Life
Women Are More Likely To Die After A Heart Attack For An Infuriating Reason, Says This Study
It's known that cardiovacular disease lies behind 1 in 3 women's deaths in the U.S. every year. And according to new research published this week in the Journal of the American Heart Association, women are much more likely to die in the year after a heart attack than a man in the same position. And it's not because women's hearts are somehow weaker, or we're biologically less capable of getting over serious cardiac events: It's because medical professionals aren't giving us the same kind of care that's given to men — and that's leaving women dying unnecessarily, even in the most medically advanced nations on Earth.
Women, particularly young women under 50 with no other history of heart disease, are the most vulnerable population for a particular type of heart attack called spontaneous coronary artery dissection. It's chronically misdiagnosed, and not just because its symptoms are unusual; people don't usually believe that young, health women can have heart attacks. So the new study, which used the data of 180,368 patients who suffered a heart attack from 2003 to 2013 in Sweden, is relevant even for women who consider themselves the least likely to experience a heart attack.
According to the Swedish data, female heart attack patients were three times more likely to die in the 12 months after their attack than male patients, and the reason seemed to be directly related to the treatment they were getting. Typical treatment for heart attacks that develop because coronary arteries are blocked includes surgery: bypass procedures and inserting stents are the most common procedures. Women with those kinds of attacks, however, were 34 percent less likely to have this surgical intervention than men. And all female heart attack sufferers were 24 less likely to receive the preventative medication statins and 16 percent less likely to get the blood thinner aspirin. When the women did get all the same care as men, the mortality gap closed entirely. Sweden has one of the best healthcare systems in the world — so how could women be so drastically failed?
Part of the problem may have to do with medical professionals not taking women's heart attacks "seriously." All the women in the study had actually cleared the first serious hurdle for female cardiac events: misdiagnosis, which is over seven times more likely for women than men, according to a 2000 study. It's still not widely known in the general population that, for women, the 'classic' heart attacks symptoms, including pain in the chest, don't necessarily apply. The National Coalition For Women With Heart Disease explains that heart attack symptoms, for women, can include things like nausea, abdominal pain, fatigue, and cold sweats, and that experiencing any of those at once is a medical emergency that could indicate a cardiac event. Medical professionals are supposed to be more trained to pick up these signals, but the British Heart Foundation, in a study by the same team that conducted this latest research, has found that as many as 50 percent of women receive the wrong diagnosis immediately following a heart attack. Vidhi Doshi, writing in The Atlantic, points out that in part this is due to sexist ideas about the 'typical' heart attack sufferer that date back to the 1800s:
In the late 19th century, the influential Canadian physician William Osler challenged this idea, arguing that heart disease was caused by stress, not anger. The typical heart patient, he believed, was a “keen and ambitious man, the indicator of whose engine is always ‘full speed ahead’” — a “well ‘set’ man from 45-55 years of age, with a military bearing, iron-gray hair, and a florid complexion.” For Osler, heart disease was almost a badge of honor, the mark of a hardworking capitalist man. For the next 100 years or so after Osler’s writing, that was the image that stuck.

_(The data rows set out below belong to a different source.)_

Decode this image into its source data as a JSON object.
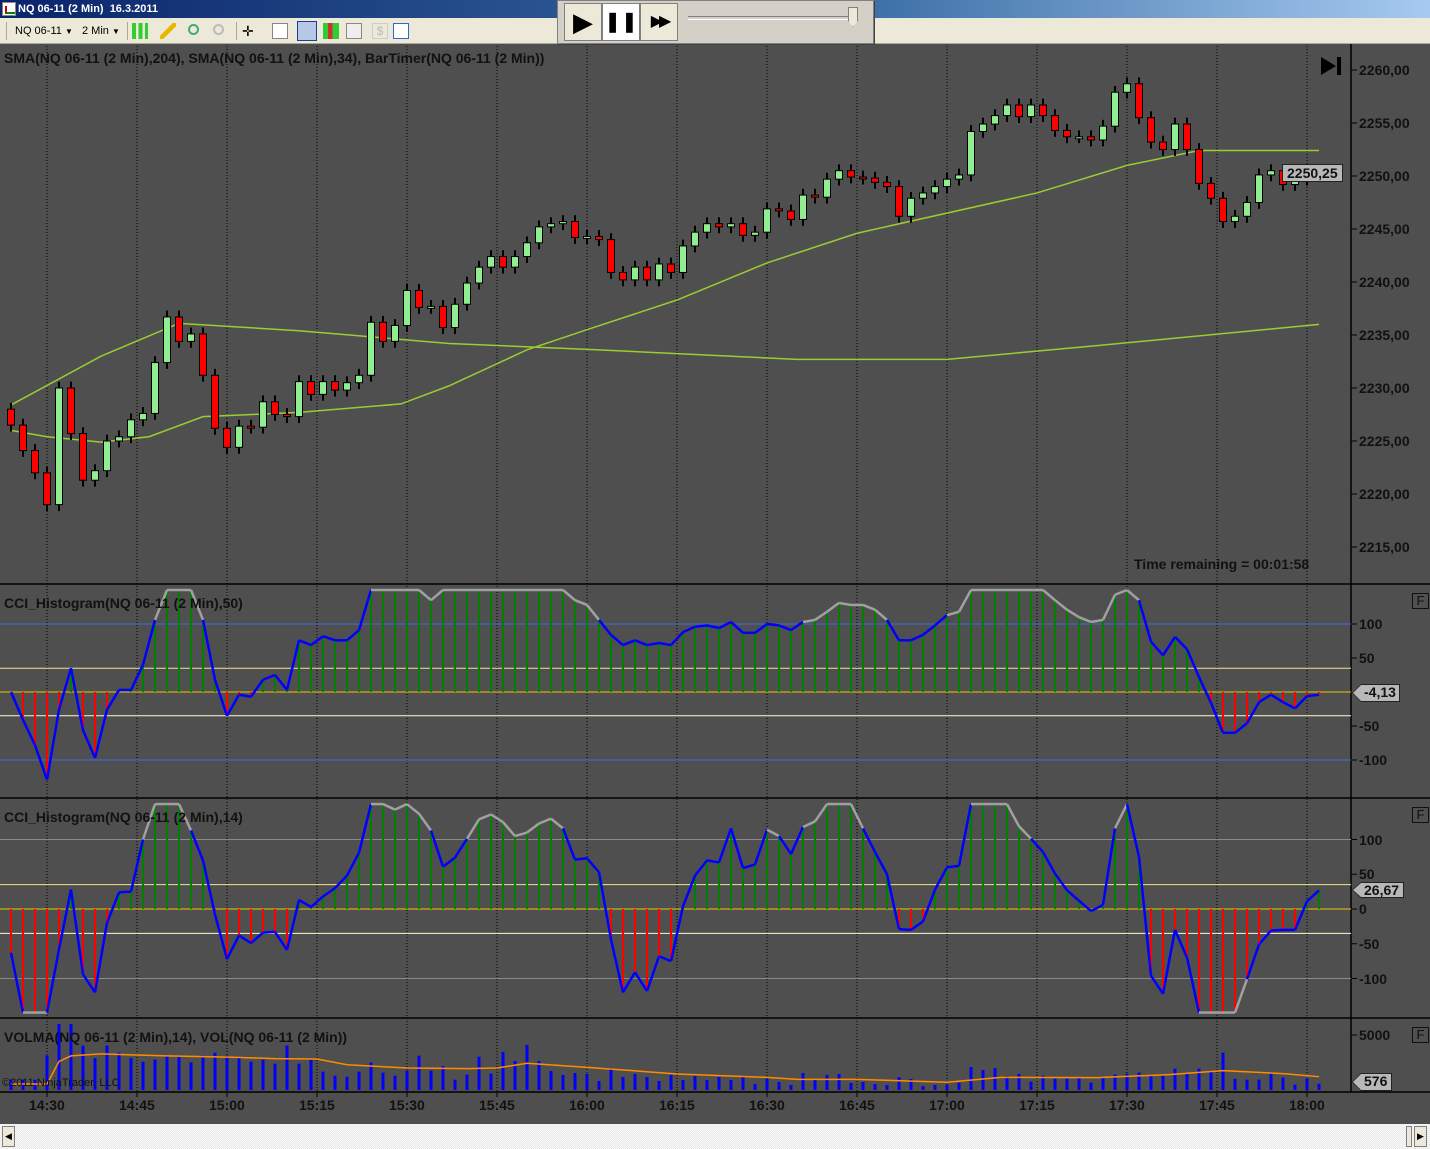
{
  "window": {
    "title": "NQ 06-11 (2 Min)  16.3.2011"
  },
  "toolbar": {
    "instrument": "NQ 06-11",
    "interval": "2 Min",
    "icons": [
      "bar-type-icon",
      "draw-pencil-icon",
      "zoom-in-icon",
      "zoom-out-icon",
      "crosshair-icon",
      "data-box-icon",
      "chart-trader-icon",
      "strategy-icon",
      "indicator-icon",
      "dollar-icon",
      "properties-icon"
    ]
  },
  "player": {
    "play": "▶",
    "pause": "❚❚",
    "fast_forward": "▶▶",
    "speed_fraction": 0.95
  },
  "colors": {
    "background": "#4f4f4f",
    "up_candle": "#90ee90",
    "down_candle": "#ff0000",
    "sma": "#9acd32",
    "cci_line": "#0000ff",
    "cci_extreme": "#a0a0a0",
    "hist_up": "#008000",
    "hist_down": "#ff0000",
    "volume": "#0000ff",
    "volma": "#ff8c00"
  },
  "panels": {
    "price": {
      "label": "SMA(NQ 06-11 (2 Min),204), SMA(NQ 06-11 (2 Min),34), BarTimer(NQ 06-11 (2 Min))",
      "ticks": [
        "2260,00",
        "2255,00",
        "2250,00",
        "2245,00",
        "2240,00",
        "2235,00",
        "2230,00",
        "2225,00",
        "2220,00",
        "2215,00"
      ],
      "last": "2250,25",
      "timer": "Time remaining = 00:01:58"
    },
    "cci50": {
      "label": "CCI_Histogram(NQ 06-11 (2 Min),50)",
      "ticks": [
        "100",
        "50",
        "-50",
        "-100"
      ],
      "last": "-4,13",
      "f": "F"
    },
    "cci14": {
      "label": "CCI_Histogram(NQ 06-11 (2 Min),14)",
      "ticks": [
        "100",
        "50",
        "0",
        "-50",
        "-100"
      ],
      "last": "26,67",
      "f": "F"
    },
    "volume": {
      "label": "VOLMA(NQ 06-11 (2 Min),14), VOL(NQ 06-11 (2 Min))",
      "ticks": [
        "5000"
      ],
      "last": "576",
      "f": "F",
      "copyright": "©2011 NinjaTrader, LLC"
    }
  },
  "time_axis": [
    "14:30",
    "14:45",
    "15:00",
    "15:15",
    "15:30",
    "15:45",
    "16:00",
    "16:15",
    "16:30",
    "16:45",
    "17:00",
    "17:15",
    "17:30",
    "17:45",
    "18:00"
  ],
  "chart_data": {
    "type": "candlestick",
    "first_bar": "14:24",
    "bar_minutes": 2,
    "close": [
      2226.5,
      2224.1,
      2222,
      2219,
      2230,
      2225.7,
      2221.3,
      2222.2,
      2225,
      2225.4,
      2227,
      2227.6,
      2232.4,
      2236.7,
      2234.4,
      2235.1,
      2231.2,
      2226.2,
      2224.4,
      2226.4,
      2226.3,
      2228.7,
      2227.5,
      2227.3,
      2230.6,
      2229.4,
      2230.6,
      2229.8,
      2230.5,
      2231.2,
      2236.2,
      2234.4,
      2235.9,
      2239.2,
      2237.6,
      2237.7,
      2235.7,
      2237.9,
      2239.9,
      2241.4,
      2242.4,
      2241.4,
      2242.4,
      2243.7,
      2245.2,
      2245.5,
      2245.7,
      2244.2,
      2244.3,
      2244,
      2240.9,
      2240.2,
      2241.4,
      2240.2,
      2241.7,
      2240.9,
      2243.4,
      2244.7,
      2245.5,
      2245.2,
      2245.5,
      2244.4,
      2244.7,
      2246.9,
      2246.7,
      2245.9,
      2248.2,
      2248,
      2249.7,
      2250.5,
      2249.9,
      2249.8,
      2249.4,
      2249,
      2246.2,
      2247.9,
      2248.4,
      2249,
      2249.7,
      2250.1,
      2254.2,
      2254.9,
      2255.7,
      2256.7,
      2255.6,
      2256.7,
      2255.7,
      2254.3,
      2253.7,
      2253.7,
      2253.4,
      2254.7,
      2257.9,
      2258.7,
      2255.5,
      2253.2,
      2252.5,
      2254.9,
      2252.5,
      2249.3,
      2247.9,
      2245.7,
      2246.2,
      2247.5,
      2250.1,
      2250.5,
      2249.2,
      2249.7,
      2250.5,
      2250.25
    ],
    "first_open": 2228,
    "sma204": [
      [
        "14:24",
        2228.4
      ],
      [
        "14:39",
        2233
      ],
      [
        "14:52",
        2236.1
      ],
      [
        "15:12",
        2235.4
      ],
      [
        "15:37",
        2234.2
      ],
      [
        "16:02",
        2233.6
      ],
      [
        "16:35",
        2232.7
      ],
      [
        "17:00",
        2232.7
      ],
      [
        "17:25",
        2234
      ],
      [
        "18:02",
        2236
      ]
    ],
    "sma34": [
      [
        "14:24",
        2226
      ],
      [
        "14:30",
        2225.4
      ],
      [
        "14:39",
        2224.9
      ],
      [
        "14:47",
        2225.4
      ],
      [
        "14:56",
        2227.3
      ],
      [
        "15:12",
        2227.7
      ],
      [
        "15:29",
        2228.5
      ],
      [
        "15:37",
        2230.2
      ],
      [
        "15:50",
        2233.6
      ],
      [
        "16:00",
        2235.5
      ],
      [
        "16:15",
        2238.3
      ],
      [
        "16:30",
        2241.8
      ],
      [
        "16:45",
        2244.6
      ],
      [
        "17:15",
        2248.4
      ],
      [
        "17:30",
        2251
      ],
      [
        "17:42",
        2252.4
      ],
      [
        "18:02",
        2252.4
      ]
    ],
    "cci50": [
      0,
      -41,
      -78,
      -129,
      -26,
      35,
      -56,
      -97,
      -26,
      3,
      3,
      40,
      106,
      150,
      150,
      150,
      106,
      18,
      -35,
      -4,
      -7,
      18,
      25,
      3,
      76,
      69,
      82,
      76,
      76,
      91,
      150,
      150,
      150,
      150,
      150,
      135,
      150,
      150,
      150,
      150,
      150,
      150,
      150,
      150,
      150,
      150,
      150,
      135,
      128,
      106,
      84,
      69,
      76,
      69,
      72,
      69,
      88,
      96,
      98,
      94,
      103,
      87,
      87,
      100,
      98,
      91,
      103,
      106,
      118,
      131,
      128,
      128,
      121,
      106,
      76,
      76,
      84,
      98,
      113,
      118,
      150,
      150,
      150,
      150,
      150,
      150,
      150,
      135,
      121,
      110,
      103,
      106,
      143,
      150,
      135,
      74,
      54,
      81,
      63,
      22,
      -16,
      -60,
      -60,
      -46,
      -15,
      -4,
      -15,
      -24,
      -6,
      -4.13
    ],
    "cci14": [
      -63,
      -149,
      -149,
      -149,
      -58,
      28,
      -94,
      -120,
      -20,
      24,
      25,
      100,
      151,
      151,
      151,
      113,
      70,
      -8,
      -72,
      -38,
      -49,
      -34,
      -33,
      -59,
      13,
      3,
      18,
      30,
      48,
      81,
      151,
      151,
      143,
      151,
      137,
      113,
      61,
      74,
      101,
      129,
      136,
      125,
      105,
      110,
      123,
      130,
      116,
      71,
      73,
      53,
      -44,
      -120,
      -91,
      -118,
      -68,
      -75,
      4,
      48,
      70,
      67,
      116,
      59,
      64,
      114,
      105,
      79,
      118,
      126,
      151,
      151,
      151,
      116,
      82,
      50,
      -29,
      -30,
      -18,
      28,
      60,
      62,
      151,
      151,
      151,
      151,
      119,
      101,
      82,
      51,
      27,
      12,
      -3,
      6,
      116,
      151,
      75,
      -96,
      -122,
      -30,
      -70,
      -149,
      -149,
      -149,
      -149,
      -101,
      -51,
      -31,
      -30,
      -30,
      11,
      26.67
    ],
    "cci_levels": [
      100,
      35,
      0,
      -35,
      -100
    ],
    "volume": [
      940,
      940,
      940,
      3150,
      6000,
      6000,
      4040,
      2900,
      4040,
      3400,
      2900,
      2570,
      2760,
      3120,
      3030,
      2520,
      3120,
      3400,
      3120,
      2940,
      2570,
      2760,
      2400,
      4040,
      2400,
      2760,
      1670,
      1300,
      1210,
      1670,
      2490,
      1580,
      1300,
      1760,
      3120,
      1760,
      2180,
      940,
      1400,
      3030,
      1490,
      3460,
      2640,
      4100,
      2640,
      1730,
      1370,
      1550,
      1460,
      820,
      2000,
      1180,
      1460,
      1180,
      820,
      1370,
      910,
      1270,
      910,
      1180,
      910,
      1270,
      550,
      1000,
      730,
      460,
      1550,
      910,
      1370,
      1460,
      640,
      730,
      550,
      460,
      1180,
      1000,
      360,
      460,
      460,
      640,
      2090,
      1820,
      2000,
      1270,
      1460,
      760,
      1300,
      1030,
      1030,
      1120,
      670,
      1210,
      1400,
      1490,
      1580,
      1400,
      1300,
      1940,
      1490,
      1940,
      1760,
      3400,
      1030,
      940,
      940,
      1580,
      1120,
      490,
      1030,
      576
    ],
    "volma": [
      [
        "14:24",
        550
      ],
      [
        "14:30",
        550
      ],
      [
        "14:32",
        2600
      ],
      [
        "14:34",
        3100
      ],
      [
        "14:39",
        3280
      ],
      [
        "14:50",
        3100
      ],
      [
        "15:01",
        2980
      ],
      [
        "15:08",
        2850
      ],
      [
        "15:15",
        2820
      ],
      [
        "15:20",
        2300
      ],
      [
        "15:30",
        2000
      ],
      [
        "15:40",
        1940
      ],
      [
        "15:45",
        2000
      ],
      [
        "15:50",
        2430
      ],
      [
        "16:00",
        2060
      ],
      [
        "16:15",
        1460
      ],
      [
        "16:30",
        1150
      ],
      [
        "16:35",
        970
      ],
      [
        "16:45",
        970
      ],
      [
        "17:00",
        700
      ],
      [
        "17:09",
        1150
      ],
      [
        "17:25",
        1120
      ],
      [
        "17:37",
        1400
      ],
      [
        "17:46",
        1760
      ],
      [
        "17:56",
        1490
      ],
      [
        "18:02",
        1210
      ]
    ]
  }
}
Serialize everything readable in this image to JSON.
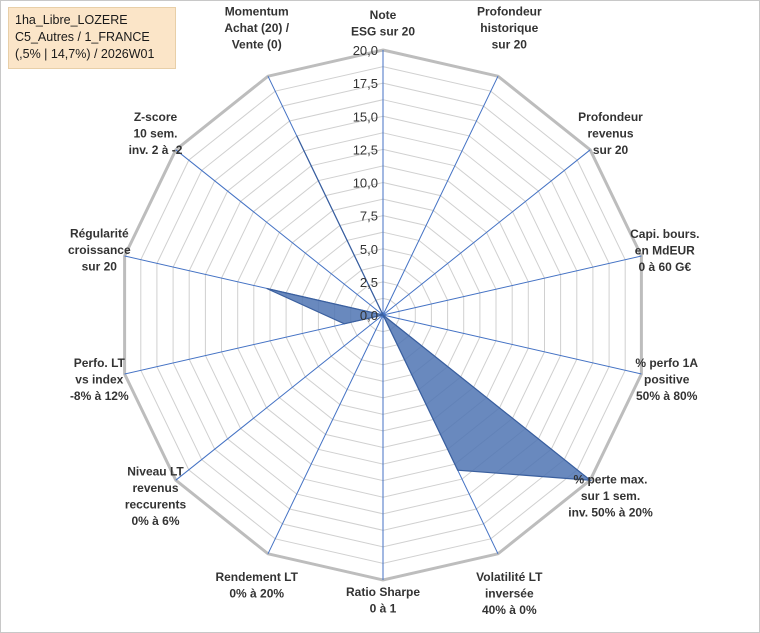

The women in the Swedish study had been recognized as heart attack patients, but their care was still substandard compared to men's. It's not known yet why this discrepancy exists, but it's worth noting that the biggest gap in treatment revolves around surgery. It's possible, given the background evidence on heart attacks in women, that Swedish surgeons were making decisions not to operate based on the judgement that women's heart problems weren't serious enough to take such a step, or to deserve continuing care like medication. It's also possible, as a study on the low rates of a procedure called arthroplasty on women revealed in 2000, that women were refusing surgery because they don't want to be a "burden" on those around them. The actual reasons won't be known without further study, but the statistics tell a pretty alarming story.
The takeaway from this: if you're having symptoms that seem to qualify as a heart attack, even if you're young and healthy, get them checked immediately, don't take no for an answer, and be prepared to push for treatment afterwards. Closing the mortality gap purely by getting the same care as male patients is an absurdly simple step, but it needs to start happening.